The number of jobs created in the US grew only modestly in December, as a weak year for the employment market in the world’s largest economy drew to a close.

Employers added 50,000 jobs in the final month of 2025, according to Labor Department data, which was fewer than expected. But the unemployment rate dipped to 4.4%.

Job gains last year were the smallest since 2020, when the Covid pandemic led to widespread cuts.

Businesses have been operating in an environment marked by US President Donald Trump’s dramatic policy changes, including tariffs, an immigration crackdown and cuts to government spending.

The US economy has held up in the face of these shifts, growing at an annual rate of 4.3% over the three months to September.

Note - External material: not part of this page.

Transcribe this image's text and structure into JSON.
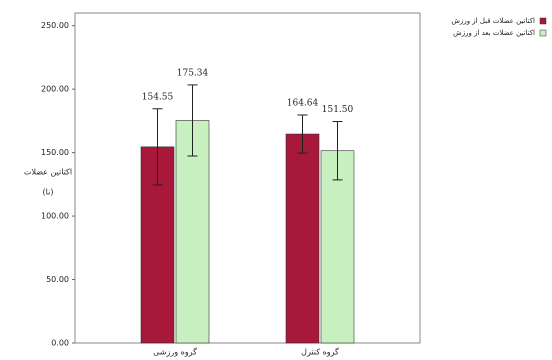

But the expansion – driven by steady consumer spending and a growth in exports – has not been accompanied by significant job creation.

On average, the US added just 49,000 roles per month in 2025, down from an estimated gain of two million a month the year before.

The Labor Department said the US also added 76,000 fewer new positions in October and November than previously estimated.

Retailers and manufacturers were among the sectors reporting losses last month, which were offset by hiring at health care employers, bars and restaurants.

The data underscores the mixed dynamics facing job-seekers in the US, where hiring has cooled markedly over the last year but fears of mass layoffs have not materialised.

The US Federal Reserve central bank has responded to the slowdown by cutting its key lending rate in hopes of giving the economy a boost, despite concerns that inflation is still bubbling.

But the central bank is divided about how much lower borrowing costs should go.

Analysts said the latest figures – which showed the jobless rate recovering to the 4.4% level where it stood in September – would do little to resolve those debates.

“Today’s report confirms what we think has been evident for some time—the labor market is no longer working in favour of job seekers,” said Ellen Zentner, chief economic strategist for Morgan Stanley Wealth Management.

But she added: “Until the data provide a clearer direction, a divided Fed is likely to stay that way. Lower rates are likely coming this year, but the markets may have to be patient.”